De zandduinen net voor Cape Reinga

Na weer een dag golfen was het tijd om de Tecnam eens mee uit te nemen voor een lange tocht. Dargaville geeft elke zaterdag een prima lunch en dat weten de vliegeniers. Er is wat om naar toe te vliegen. Met Jim had ik dit al enige tijd van tevoren afgesproken en gelukkig is het weer niet zo vervelend als in ons kikkerlandje. We gingen voor 2 uur vliegen weg, en eerst naar Whangarei en daarna naar Dargaville. Ik zeg “we” omdat ik Jim uitgenodigd had om mee te gaan als passagier. Hij is een vliegenier in hart en nieren en van dat soort kan je nog veel leren. Onderweg wees hij wel 10 lokale stripjes aan vanwaar hij vroeger met ladingen kunstmest de landerijen bewerkte. De afspraak was om zonder “Skydemon” of
dergelijke te navigeren en dat ging prima, vooral als je een goede voorbereiding gedaan hebt. Ik had de tocht praktisch helemaal in mijn hoofd gezet. Het weer gecontroleerd. Wat Cu en een gierende jetstream op grote hoogte. Notams nagekeken en de W&B. 70 Liters in de wings om onbezorgd rond te toeren. Na het opstijgen gelijk naar 2800 voet om over de heuvel voor ons te komen. Daarna zakken naar 1800 voet om onder de wolken te blijven. Whangarei kwam in zicht en besloot op 06 te
landen via long final. Kist geparkeerd en een lekker bakkie koffie gehaald. De terugweg naar het vliegtuig moest even via een dichte deur die open werd gedaan door een vriendelijke
dame nadat ik mijn plastic pilot licence van NZ had getoond. Landen op Dargaville werd op 04 met de oostelijke wind. Vorig jaar landde ik op de grasbaan parallel aan de gravel baan, maar de gravel is een prachtige uitdaging van 12 meter breed en
dat werd met prima resultaat gedaan. Tijdens het parkeren zag ik de Tecnam 2008 waarmee ik vorig jaar vloog. John – de eigenaar – was ook aanwezig met een Nederlander uit Hoogeveen. Er was dus voldoende om bij te kletsen en te genieten van de prima lunch. Jim kwam een oude schoolmaat tegen van 50 jaar geleden, dus het werd 2 uur aan de grond ipv 1 uur. Daarna leek het kleine vliegveldje wel op Schiphol met een stuk of 5 toestellen in de rij om weg te vliegen.
Geen hoge vlucht over de bergen naar Kaitaia, maar op 1000 voet door de heuvels van vallei naar vallei. Jim honderduit pratend waar hij allemaal van heuvelrugjes had gevlogen. Als ik het zo bekeek leek het mij allemaal prima voor een noodlanding, maar verder niks. Dat hij nog leeft! 
Het bleek een goede oefening om een laag wolkendek te stimuleren zodat je je weg maar moest zien te vinden door via al die valleien te gaan. Van rechtuit vliegen is geen sprake meer, dus moet je je gemiddelde koers en afstand
bijhouden. Dat het een bumpie vlucht werd neem je dan maar op de koop toe. In Hokianga inham het laagvlieg gedeelte opgezocht en op 200 voet een toertje gemaakt om vervolgens uit te klimmen naar 2500 voet over de bergkam naar
Kaitaia. Machtig mooie tocht en weer intens genoten. 
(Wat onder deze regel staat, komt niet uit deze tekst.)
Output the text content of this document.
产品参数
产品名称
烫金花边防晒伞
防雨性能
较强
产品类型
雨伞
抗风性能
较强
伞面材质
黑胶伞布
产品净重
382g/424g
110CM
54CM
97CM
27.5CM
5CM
Indruk van gevlogen route. De vallei route had echter heel wat meer bochten dan hier op de map aangegeven.

Na een paar dagen dat een tropische depressie roet in de vliegvreugde gooide, klaarde het op en belde ik Jim. “Weather here ok mate, how does it looks on your end”. Bleek ook goed te zijn doch tijdens het rijden naar Kaitaia zag ik een regenfront en dat kwam naderbij. Jim mee als passagier en ik wilde de ILS approach met “Skydemon” wel eens proberen. Jim stuurde en ik navigeerde. Inderdaad spot on the dot wat betreft oplijnen, maar ondanks dat ze zeggen dat ze de glide slope
geven tot 500 voet boven AGL, stopte die al op ongeveer 800 voet AGL. Vervolgens een heerlijke tocht naar Hokianga harbour gemaakt en laag over en tussen de heuvels.
Jim kletste als vanouds weer honderd uit over al die cropdusting vliegveldjes. Volgens hem zijn er wel honderd in het hoge noorden van NZ. Er was er een bij die leek wel tegen de heuvel aangeplakt. Hij verdiende in “the good old days” 100.000 dollars hiermee. Het regenfront kwam heel dicht bij het vliegveld. De terugweg was nog nauwelijks open om VFR te landen, maar met de Skydemon is het gewoon een fluitje van een cent om voor de juiste
baan op te lijnen en is het heerlijk vliegen vooral als je geen enkel ander verkeer om je heen hebt.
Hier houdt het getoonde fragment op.